Providers represent tool calls differently. A runtime needs a stable internal format:

class NormalizedToolCall:
    id: str
    name: str
    arguments: dict
    raw_provider_item: object


def normalize_tool_call(provider_item):
    if provider_item.api == "responses":
        return NormalizedToolCall(
            id=provider_item.call_id,
            name=provider_item.name,
            arguments=parse_json(provider_item.arguments),
        )

    if provider_item.api == "anthropic_messages":
        return NormalizedToolCall(
            id=provider_item.id,
            name=provider_item.name,
            arguments=provider_item.input,
        )

This is what lets the same tool registry work regardless of provider-specific wire format.

Usage And Cost Tracking

Agents must track usage because long coding sessions can be expensive. Usage tracking also helps compaction decisions.

def record_usage(session, usage_event, pricing):
    input_cost = usage_event.input_tokens * pricing.input_per_token
    output_cost = usage_event.output_tokens * pricing.output_per_token

    session.usage.input_tokens += usage_event.input_tokens
    session.usage.output_tokens += usage_event.output_tokens
    session.usage.estimated_cost += input_cost + output_cost

Codex records token counts and emits token events through the session protocol. Claw has a usage tracker and model pricing helpers.

Prompt Caching

Prompt caching rewards stable prompt prefixes. The model integration layer has to preserve enough identity across requests for the provider to reuse cached content.

def cache_key_for_session(session):
    return f"agent-thread:{session.thread_id}"


def split_prompt_for_cache(prompt):
    return {
        "stable_prefix": prompt.before_dynamic_boundary,
        "dynamic_suffix": prompt.after_dynamic_boundary,
    }

Codex uses provider request metadata such as a prompt cache key. Claw's prompt builder includes a dynamic boundary so stable Claude-style prompt sections can be separated from volatile context.

Retry Policy

Model requests fail for ordinary reasons: network interruptions, rate limits, provider overload, context-length errors, and malformed tool arguments.

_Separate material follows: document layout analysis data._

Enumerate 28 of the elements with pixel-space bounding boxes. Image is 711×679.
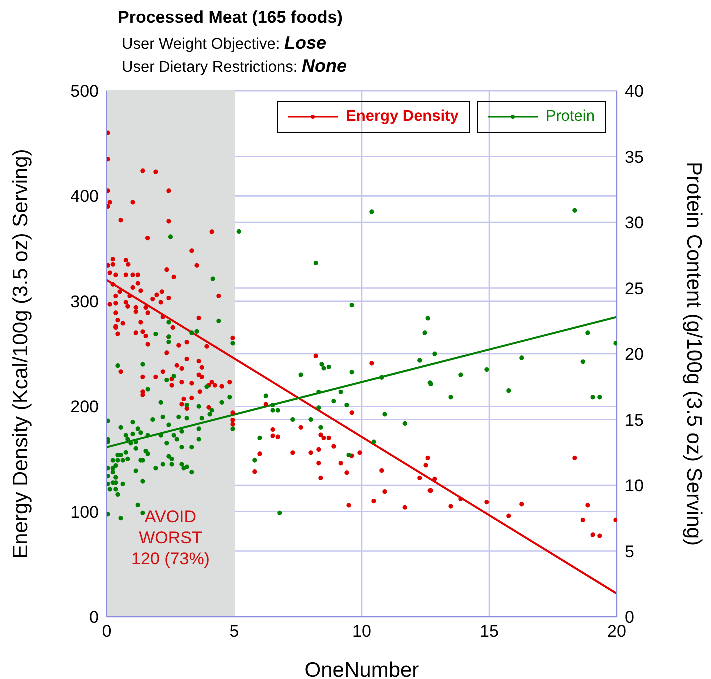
y-tick-label: 0 bbox=[90, 608, 99, 628]
chart-title: Processed Meat (165 foods) bbox=[118, 8, 343, 28]
y2-tick-label: 0 bbox=[625, 608, 634, 628]
y-tick-label: 400 bbox=[70, 187, 99, 206]
y2-tick-label: 15 bbox=[625, 410, 644, 430]
y2-tick-label: 40 bbox=[625, 82, 644, 102]
y2-tick-label: 10 bbox=[625, 476, 644, 496]
x-tick-label: 20 bbox=[608, 622, 626, 642]
band-label: AVOID WORST 120 (73%) bbox=[132, 507, 210, 568]
y2-tick-label: 20 bbox=[625, 345, 644, 364]
y2-tick-label: 5 bbox=[625, 542, 634, 562]
x-tick-label: 0 bbox=[102, 622, 112, 642]
legend-label: Energy Density bbox=[346, 108, 459, 126]
y2-axis-title: Protein Content (g/100g (3.5 oz) Serving) bbox=[682, 162, 706, 546]
x-tick-label: 5 bbox=[230, 622, 240, 642]
y-tick-label: 500 bbox=[70, 82, 99, 102]
y2-tick-label: 35 bbox=[625, 148, 644, 167]
y-tick-label: 300 bbox=[70, 292, 99, 312]
y-axis-title: Energy Density (Kcal/100g (3.5 oz) Serving) bbox=[10, 149, 33, 559]
x-axis-title: OneNumber bbox=[304, 659, 420, 679]
y-tick-label: 100 bbox=[70, 502, 99, 522]
x-tick-label: 15 bbox=[480, 622, 499, 642]
y2-tick-label: 25 bbox=[625, 279, 644, 298]
x-tick-label: 10 bbox=[352, 622, 372, 642]
y2-tick-label: 30 bbox=[625, 214, 644, 233]
legend-label: Protein bbox=[546, 108, 595, 126]
y-tick-label: 200 bbox=[70, 398, 99, 417]
chart-subtitle: User Weight Objective: Lose User Dietary Restrictions: None bbox=[122, 33, 348, 77]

async def sample_with_retries(request, client):
    for attempt in range(3):
        try:
            return await client.stream(request)
        except RateLimited as error:
            await sleep(error.retry_after or backoff(attempt))
        except ContextTooLarge:
            request = compact_request(request)
        except TransportError:
            client = client.fallback_transport()

    raise RuntimeError("model request failed after retries")

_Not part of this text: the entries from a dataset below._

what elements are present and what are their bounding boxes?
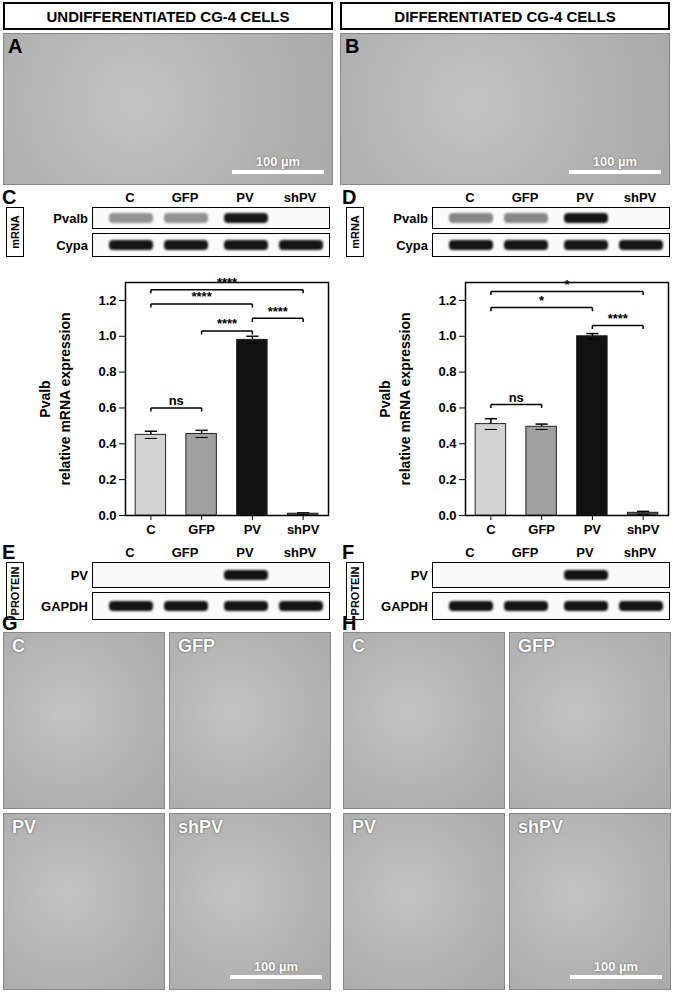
html-text:PROTEIN: PROTEIN — [349, 566, 361, 616]
html-text:GFP: GFP — [178, 636, 215, 656]
html-text:PV: PV — [236, 545, 254, 560]
svg-text:ns: ns — [169, 393, 184, 408]
svg-text:PV: PV — [584, 522, 602, 537]
html-text:shPV: shPV — [518, 817, 563, 837]
svg-text:0.2: 0.2 — [98, 472, 116, 487]
html-text:Pvalb: Pvalb — [393, 210, 428, 226]
svg-text:1.0: 1.0 — [98, 328, 116, 343]
html-text:D: D — [342, 186, 357, 208]
svg-text:0.0: 0.0 — [438, 508, 456, 523]
svg-text:PV: PV — [244, 522, 262, 537]
svg-text:*: * — [539, 293, 545, 308]
html-text:mRNA: mRNA — [349, 215, 361, 249]
svg-text:****: **** — [217, 275, 238, 290]
html-text:GFP: GFP — [511, 190, 539, 205]
svg-text:0.4: 0.4 — [438, 436, 457, 451]
html-text:DIFFERENTIATED CG-4 CELLS: DIFFERENTIATED CG-4 CELLS — [394, 7, 616, 25]
html-text:mRNA: mRNA — [9, 215, 21, 249]
html-text:PROTEIN: PROTEIN — [9, 566, 21, 616]
svg-text:1.0: 1.0 — [438, 328, 456, 343]
html-text:shPV: shPV — [623, 545, 657, 560]
html-text:shPV: shPV — [283, 190, 317, 205]
svg-text:****: **** — [268, 304, 289, 319]
html-text:100 µm: 100 µm — [255, 154, 301, 169]
svg-text:GFP: GFP — [528, 522, 555, 537]
html-text:C: C — [125, 545, 135, 560]
svg-text:0.4: 0.4 — [98, 436, 117, 451]
svg-text:1.2: 1.2 — [98, 293, 116, 308]
html-text:GAPDH: GAPDH — [41, 598, 88, 614]
html-text:Cypa: Cypa — [396, 237, 428, 253]
svg-text:0.8: 0.8 — [98, 364, 116, 379]
html-text:GFP: GFP — [171, 190, 199, 205]
html-text:PV: PV — [236, 190, 254, 205]
svg-text:0.0: 0.0 — [98, 508, 116, 523]
svg-text:0.6: 0.6 — [98, 400, 116, 415]
html-text:GFP: GFP — [511, 545, 539, 560]
html-text:GFP: GFP — [171, 545, 199, 560]
svg-text:0.8: 0.8 — [438, 364, 456, 379]
html-text:PV: PV — [410, 567, 428, 583]
html-text:GAPDH: GAPDH — [381, 598, 428, 614]
svg-text:shPV: shPV — [287, 522, 320, 537]
svg-text:ns: ns — [509, 390, 524, 405]
svg-text:shPV: shPV — [627, 522, 660, 537]
html-text:C: C — [125, 190, 135, 205]
html-text:B: B — [345, 35, 360, 57]
svg-text:****: **** — [192, 289, 213, 304]
svg-text:****: **** — [217, 316, 238, 331]
html-text:Pvalb: Pvalb — [53, 210, 88, 226]
html-text:PV: PV — [576, 190, 594, 205]
html-text:GFP: GFP — [518, 636, 555, 656]
html-text:G: G — [2, 612, 18, 634]
html-text:shPV: shPV — [623, 190, 657, 205]
html-text:PV: PV — [576, 545, 594, 560]
svg-text:C: C — [146, 522, 156, 537]
html-text:C: C — [465, 190, 475, 205]
html-text:PV: PV — [70, 567, 88, 583]
svg-text:0.2: 0.2 — [438, 472, 456, 487]
html-text:100 µm: 100 µm — [593, 959, 639, 974]
html-text:UNDIFFERENTIATED CG-4 CELLS: UNDIFFERENTIATED CG-4 CELLS — [46, 7, 290, 25]
html-text:Pvalb: Pvalb — [37, 379, 53, 418]
html-text:C: C — [465, 545, 475, 560]
html-text:100 µm: 100 µm — [592, 154, 638, 169]
html-text:Pvalb: Pvalb — [377, 379, 393, 418]
html-text:H: H — [342, 612, 357, 634]
html-text:Cypa: Cypa — [56, 237, 88, 253]
svg-text:0.6: 0.6 — [438, 400, 456, 415]
svg-text:****: **** — [608, 311, 629, 326]
svg-text:GFP: GFP — [188, 522, 215, 537]
html-text:C: C — [2, 186, 17, 208]
svg-text:1.2: 1.2 — [438, 293, 456, 308]
svg-text:*: * — [564, 277, 570, 292]
html-text:shPV: shPV — [178, 817, 223, 837]
html-text:A: A — [8, 35, 23, 57]
html-text:C: C — [352, 636, 365, 656]
html-text:C: C — [12, 636, 25, 656]
html-text:PV: PV — [12, 817, 36, 837]
html-text:100 µm: 100 µm — [253, 959, 299, 974]
html-text:relative mRNA expression: relative mRNA expression — [397, 312, 413, 485]
html-text:PV: PV — [352, 817, 376, 837]
html-text:E: E — [2, 541, 16, 563]
html-text:shPV: shPV — [283, 545, 317, 560]
svg-text:C: C — [486, 522, 496, 537]
html-text:relative mRNA expression: relative mRNA expression — [57, 312, 73, 485]
html-text:F: F — [342, 541, 355, 563]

Codex has visible transport retry and fallback behavior. Claw's provider client normalizes provider-specific streaming and can fall back to non-streaming paths in some cases.

Comparison

Aspect	Codex	Claw
Main API shape	OpenAI Responses-style request/stream	Provider abstraction, Anthropic and compatible APIs
Transport	HTTP streaming and WebSocket paths	Provider-specific streaming abstraction
Tool delivery	Model-visible tool schemas in request	Tool definitions translated to provider request
Runtime events	Stream events handled during turn	Assistant events returned to conversation runtime
Caching	Prompt cache key and session state	Dynamic prompt boundary and prompt-cache stats
Usage	Token events and session accounting	Usage tracker and pricing helpers
Fallback	Transport fallback and retry budget	Provider abstraction and stream/non-stream handling

Source Anchors

For Codex, useful filenames are client.rs, turn.rs, and protocol model files. For Claw, useful filenames are client.rs, conversation.rs, and prompt.rs.